The World Bank Research Program on International Migration and Development has played a leading role in influencing policy-makers and development scholars to take a fresh look at the growing and important role of international migration in global development. This latest book from that program pushes the frontier of knowledge even further, demonstrating in a number of innovative studies that gender can no longer be thought of as a control variable, but as an important independent factor differentiating both the responsiveness of migration to global processes and the impact of migration within families and on the economies of sending and receiving countries. --Mark Rosenzweig, Frank Altschul Professor of International Economics, Department of Economics, Yale University
About the Author
MAURICE SCHIFF is a Lead Economist in the International Trade Unit, Development Research Group. He currently directs a Research Program on International Migration and Development has published various articles on the topic and has co-edited a book entitled International Migration, Remittances and the Brain Drain which was published in 2005. He co-directed a research project on Regional Integration which generated a large number of articles in refereed journals, a Symposium Issue of the WBER, the book Regional Integration and Development (published in Arabic, Chinese, English, French, Russian and Spanish), and the Policy Research Report Trade Blocs.

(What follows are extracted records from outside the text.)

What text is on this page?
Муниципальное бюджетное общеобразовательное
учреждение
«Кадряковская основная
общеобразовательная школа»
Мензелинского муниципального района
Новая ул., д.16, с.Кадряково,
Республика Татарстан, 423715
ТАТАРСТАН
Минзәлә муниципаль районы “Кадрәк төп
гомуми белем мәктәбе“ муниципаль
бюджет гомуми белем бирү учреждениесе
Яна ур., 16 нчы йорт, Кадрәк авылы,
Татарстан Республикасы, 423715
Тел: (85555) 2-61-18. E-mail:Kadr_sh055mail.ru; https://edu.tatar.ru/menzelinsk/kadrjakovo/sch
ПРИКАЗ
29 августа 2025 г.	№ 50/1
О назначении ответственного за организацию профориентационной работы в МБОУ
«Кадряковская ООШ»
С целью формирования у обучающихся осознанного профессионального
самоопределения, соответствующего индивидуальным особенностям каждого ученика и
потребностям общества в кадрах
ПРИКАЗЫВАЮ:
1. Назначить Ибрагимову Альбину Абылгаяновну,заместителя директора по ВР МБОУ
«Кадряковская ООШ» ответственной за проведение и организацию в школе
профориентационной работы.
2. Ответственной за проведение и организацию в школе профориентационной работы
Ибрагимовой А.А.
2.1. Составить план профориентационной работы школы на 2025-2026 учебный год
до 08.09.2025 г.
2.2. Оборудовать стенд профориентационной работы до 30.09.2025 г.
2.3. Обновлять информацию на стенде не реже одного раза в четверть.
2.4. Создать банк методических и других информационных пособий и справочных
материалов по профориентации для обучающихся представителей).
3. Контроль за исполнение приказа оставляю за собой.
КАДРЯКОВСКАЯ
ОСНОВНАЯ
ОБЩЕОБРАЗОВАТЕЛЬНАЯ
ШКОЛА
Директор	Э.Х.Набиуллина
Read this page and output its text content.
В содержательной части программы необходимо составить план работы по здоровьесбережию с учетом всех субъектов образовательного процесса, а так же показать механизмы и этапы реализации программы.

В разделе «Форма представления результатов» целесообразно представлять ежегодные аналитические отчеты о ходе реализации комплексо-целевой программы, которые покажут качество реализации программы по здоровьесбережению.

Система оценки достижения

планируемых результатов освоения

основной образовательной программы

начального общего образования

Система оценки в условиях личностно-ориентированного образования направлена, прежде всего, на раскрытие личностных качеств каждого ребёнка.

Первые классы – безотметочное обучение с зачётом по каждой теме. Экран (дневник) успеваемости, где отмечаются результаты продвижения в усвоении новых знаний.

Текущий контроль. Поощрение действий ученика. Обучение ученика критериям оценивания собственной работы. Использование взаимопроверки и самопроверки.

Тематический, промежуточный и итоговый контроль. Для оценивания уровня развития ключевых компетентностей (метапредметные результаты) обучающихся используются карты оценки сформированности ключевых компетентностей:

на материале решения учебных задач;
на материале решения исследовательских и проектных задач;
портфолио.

He also co-directed an earlier research project entitled 'The Political Economy of Agricultural Pricing Policy', which generated a large number of articles, a five-volume series in English and a volume in Spanish. He has also published on game-theoretic analyses of commodity trade policy; social capital; the geography of trade; nutrition; and trade- and FDI-related technology diffusion. His work has included policy analysis and advice in Chile, the Dominican Republic, Mauritius, Morocco, Nicaragua, Tunisia, Uzbekistan, the West Bank and Gaza, and other countries in Latin America and Sub-Saharan Africa, in the areas of trade policy, migration, and agriculture.